A harder to get CE mark
Earlier this year, the European Parliament’s Committee on Environment, Public Health and Food Safety (ENVI) published two draft reports amending the Commission’s proposals for both Medical Devices Regulation and IVD Devices Regulation within the EU. These proposals are now with member states for feedback and the plan is that following this review and any resulting changes, the Regulations will be scheduled for approval by the European Parliament in 2014 with an expected date for them to come into force in 2017. There are many implications from these proposals (which contain almost 1000 amendments!) that will be critical for medical device manufacturers operating in the Eurozone.
The latest proposal covers a wide range of changes including revised approaches for the regulation of reprocessing, stricter controls over Notified Bodies, greater involvement of healthcare practitioners in incident reporting, and a prominent role for the European Database on Medical Devices (Eudamed) etc. At the core, however, the proposal outlines an FDA-style premarket approval (PMA) process which divides medical devices into three categories: “innovative” devices; non-”innovative” but “high risk” devices; and “the rest”. Those classified as “Innovative” would be subject to European Medicines Agency centralized authorization, those classified as non-“innovative” but “high risk” would be subject to decentralized member state authorization, and “the rest” would be subject to the “normal” regime.
It is often not clear what is innovative and/or risky until we have tried it
You may be wondering why all the quotation marks?… those are the terms that are yet to be clearly defined. At the moment some of these terms are being left to the European Commission to define during the approval process. So, while it is all well and good to put in more amendments and procedures in place, the importance of defining “high risk”, “innovative” and “the rest” should not be overlooked. For example, breast implants and hip implants were originally viewed as low risk and it was only once concerns started being raised that they were upclassified to “high risk” in ~2007 (whether they would have ever been labelled as “innovative” is a separate question). So how would the new proposals address reclassifications?

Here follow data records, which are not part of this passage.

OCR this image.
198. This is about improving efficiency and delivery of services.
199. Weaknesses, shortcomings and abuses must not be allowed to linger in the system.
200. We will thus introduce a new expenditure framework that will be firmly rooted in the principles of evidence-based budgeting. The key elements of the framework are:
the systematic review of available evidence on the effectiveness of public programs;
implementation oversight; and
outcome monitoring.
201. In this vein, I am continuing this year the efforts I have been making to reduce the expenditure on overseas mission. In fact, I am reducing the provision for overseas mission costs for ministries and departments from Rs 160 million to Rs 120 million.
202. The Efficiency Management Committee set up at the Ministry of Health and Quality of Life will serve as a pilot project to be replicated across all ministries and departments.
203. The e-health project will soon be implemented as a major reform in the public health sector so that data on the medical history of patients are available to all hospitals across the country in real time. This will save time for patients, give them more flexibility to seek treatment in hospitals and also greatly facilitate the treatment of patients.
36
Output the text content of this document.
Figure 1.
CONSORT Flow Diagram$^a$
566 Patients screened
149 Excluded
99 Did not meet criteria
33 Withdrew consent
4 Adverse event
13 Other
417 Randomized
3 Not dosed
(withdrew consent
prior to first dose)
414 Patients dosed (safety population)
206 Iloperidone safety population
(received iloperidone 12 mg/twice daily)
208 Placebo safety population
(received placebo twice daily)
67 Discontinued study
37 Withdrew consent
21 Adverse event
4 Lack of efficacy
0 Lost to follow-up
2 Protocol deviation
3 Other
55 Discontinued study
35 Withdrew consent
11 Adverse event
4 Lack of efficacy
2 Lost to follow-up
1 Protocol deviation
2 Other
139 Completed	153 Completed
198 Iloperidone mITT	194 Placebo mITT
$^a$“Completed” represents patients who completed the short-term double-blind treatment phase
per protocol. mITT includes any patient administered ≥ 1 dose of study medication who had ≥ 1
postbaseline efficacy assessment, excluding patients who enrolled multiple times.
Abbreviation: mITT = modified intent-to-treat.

And how do we reclassify something when the classifications are opaquely defined? As a market, we are reacting to issues by reclassifying devices. This is because it is often not clear what is innovative and/or risky until we have tried it and then we modify the classification to suit. We would encourage the ENVI to take this into account when putting their new proposals into practice. Hindsight is 20-20 but we should try to encourage more clarification of current practice and the present.